WHAT TOPS MEANS FOR TRIATHLETES LOOKING FOR THAT WINNING EDGE AT KONA
Look at the chart showing combined swim/ bike percentages of finish time. What jumps out? First, the winner of the Ironman World Championship last year was, in fact, the slowest of the top 20 male finishers into T2. At nearly 66 per cent, his race strategy seems to indicate he raced his own race, not other athletes. Let ’em pass, he might have been thinking. Because his balanced approach up to the run was on track. More than on track. He charged on the run course with a plan, a good idea that he could execute, and finished with a 2:39 marathon and a two-minute victory.
Remember above when we looked at second-place finisher Lionel Sanders’s race in terms of time? Well, translate that to TOPS and you can see in this chart, with nearly a 64 per cent swim/bike per cent of finish time, he was doomed to spend the next 36 per cent running. A two per cent gap to Lange.

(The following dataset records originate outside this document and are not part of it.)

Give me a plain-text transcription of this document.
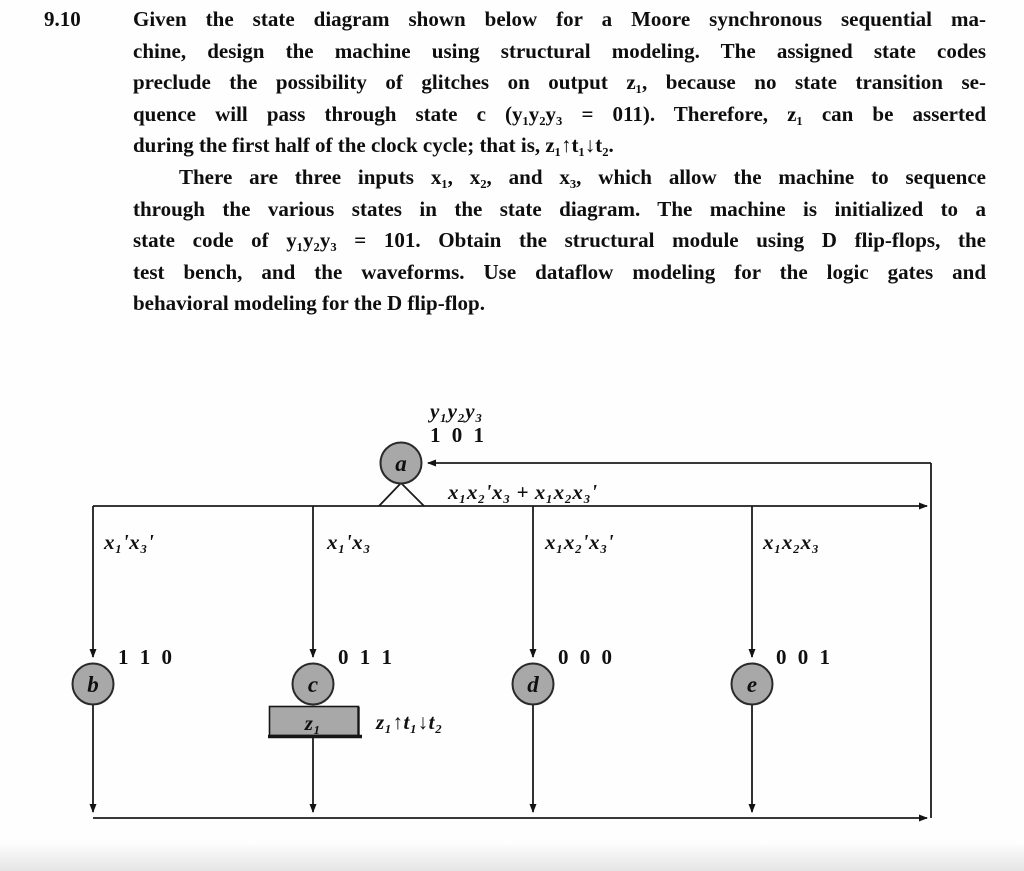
9.10 Given the state diagram shown below for a Moore synchronous sequential ma-
chine, design the machine using structural modeling. The assigned state codes
preclude the possibility of glitches on output z₁, because no state transition se-
quence will pass through state c (y₁y₂y₃ = 011). Therefore, z₁ can be asserted
during the first half of the clock cycle; that is, z₁↑t₁↓t₂.
There are three inputs x₁, x₂, and x₃, which allow the machine to sequence
through the various states in the state diagram. The machine is initialized to a
state code of y₁y₂y₃ = 101. Obtain the structural module using D flip-flops, the
test bench, and the waveforms. Use dataflow modeling for the logic gates and
behavioral modeling for the D flip-flop.
a
b	c	d	e
y₁y₂y₃
1 0 1
x₁x₂'x₃ + x₁x₂x₃'
x₁'x₃'	x₁'x₃	x₁x₂'x₃'	x₁x₂x₃
1 1 0	0 1 1	0 0 0	0 0 1
z₁	z₁↑t₁↓t₂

Remember when we emphasized the importance of a one per cent difference in TOPS finish per cent equals five minutes on the course? Sanders entered T2 10 minutes ahead of Lange, or two per cent TOPS. Lange steadily made up that two per cent and passed
Sanders to win by two minutes.
You couldn’t have a better illustration of the success or disappointment of applying TOPS. Balance your race. Don’t be afraid to take the swim and bike slower, to emerge with a higher TOPS percentage entering the run. If you’ve executed to plan, you’ll have a faster run and a better chance to win. That’s the kind of new edge pros are looking for.